River you’d say to Teddy, and he’d think of the river in the Just So stories where Bi-Colored-Python-Rock-Snake knotted himself in a double clove hitch around the baby elephant’s hind legs to save him from Crocodile.
River you’d say to Willie, and he’d probably think in terms of the wide path and the narrow gate, the river would be a philosophic religious construct, the great broad self-mirroring delusionary stream of the ordinary.
River you’d say to Charlie, and he’d think of the creek trickling past his Cajun home to merge eventually with the swamp that lay beneath the two-lane, pit-bull, jai alai highway down which his daddy had disappeared for good.

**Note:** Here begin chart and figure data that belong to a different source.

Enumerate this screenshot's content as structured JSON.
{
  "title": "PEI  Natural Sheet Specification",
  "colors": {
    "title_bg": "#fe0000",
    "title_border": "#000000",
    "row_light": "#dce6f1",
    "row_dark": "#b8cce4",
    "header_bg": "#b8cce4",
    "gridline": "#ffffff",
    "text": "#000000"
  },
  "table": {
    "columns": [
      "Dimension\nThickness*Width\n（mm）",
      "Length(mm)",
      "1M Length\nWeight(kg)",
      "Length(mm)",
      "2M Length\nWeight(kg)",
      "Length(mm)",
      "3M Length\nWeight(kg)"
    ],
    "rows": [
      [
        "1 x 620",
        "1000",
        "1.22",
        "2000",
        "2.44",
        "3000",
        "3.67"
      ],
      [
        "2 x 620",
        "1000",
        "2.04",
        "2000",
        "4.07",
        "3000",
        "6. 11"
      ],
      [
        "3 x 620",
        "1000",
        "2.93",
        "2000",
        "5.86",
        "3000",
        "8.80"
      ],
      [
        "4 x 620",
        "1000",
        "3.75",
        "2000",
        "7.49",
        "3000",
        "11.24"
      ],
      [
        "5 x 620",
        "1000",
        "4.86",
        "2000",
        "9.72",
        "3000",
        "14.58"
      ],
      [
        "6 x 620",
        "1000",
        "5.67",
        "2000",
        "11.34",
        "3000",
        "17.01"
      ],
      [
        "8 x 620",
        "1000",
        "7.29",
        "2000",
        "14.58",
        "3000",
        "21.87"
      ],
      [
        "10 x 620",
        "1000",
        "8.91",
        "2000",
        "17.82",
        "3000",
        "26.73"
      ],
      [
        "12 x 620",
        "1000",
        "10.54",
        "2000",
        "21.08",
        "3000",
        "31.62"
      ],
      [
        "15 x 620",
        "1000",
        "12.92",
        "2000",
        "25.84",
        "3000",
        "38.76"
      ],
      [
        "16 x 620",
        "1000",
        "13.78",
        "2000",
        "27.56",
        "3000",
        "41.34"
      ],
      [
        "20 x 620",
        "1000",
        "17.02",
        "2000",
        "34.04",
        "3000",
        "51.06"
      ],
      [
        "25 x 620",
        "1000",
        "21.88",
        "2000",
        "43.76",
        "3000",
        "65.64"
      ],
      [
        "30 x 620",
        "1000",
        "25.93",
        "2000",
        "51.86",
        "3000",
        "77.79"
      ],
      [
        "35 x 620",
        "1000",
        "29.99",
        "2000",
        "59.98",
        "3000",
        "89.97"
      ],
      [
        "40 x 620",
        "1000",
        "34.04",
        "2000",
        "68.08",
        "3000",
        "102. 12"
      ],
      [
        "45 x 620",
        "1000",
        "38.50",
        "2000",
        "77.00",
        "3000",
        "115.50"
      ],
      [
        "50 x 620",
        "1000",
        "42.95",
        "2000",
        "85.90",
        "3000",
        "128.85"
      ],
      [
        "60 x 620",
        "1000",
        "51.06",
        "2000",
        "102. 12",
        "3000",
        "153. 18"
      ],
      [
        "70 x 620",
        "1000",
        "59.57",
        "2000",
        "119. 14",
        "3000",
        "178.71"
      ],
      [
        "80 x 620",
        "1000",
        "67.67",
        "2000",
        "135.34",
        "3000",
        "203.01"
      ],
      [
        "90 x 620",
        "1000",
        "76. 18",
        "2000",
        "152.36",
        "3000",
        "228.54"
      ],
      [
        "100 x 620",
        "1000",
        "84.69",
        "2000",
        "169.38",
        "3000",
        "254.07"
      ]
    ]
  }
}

River. Liberty marveled at how properly people conducted themselves for the most part, greeting the world each morning in a spirit of bemused cooperation and polite assumption, agreeing on words, sharing words, acceding to the same reality of one thing or another.
As a child, Liberty had very much wanted her own words, made enthusiastic by a phrase much employed by the adults of the time—tell it in your own words. But they hadn’t meant it. Having your own words just wasn’t feasible. Having your own words isolated you from the rest of humanity. A personal vocabulary indicated a distrustful spirit, a lack of faith in the way things were.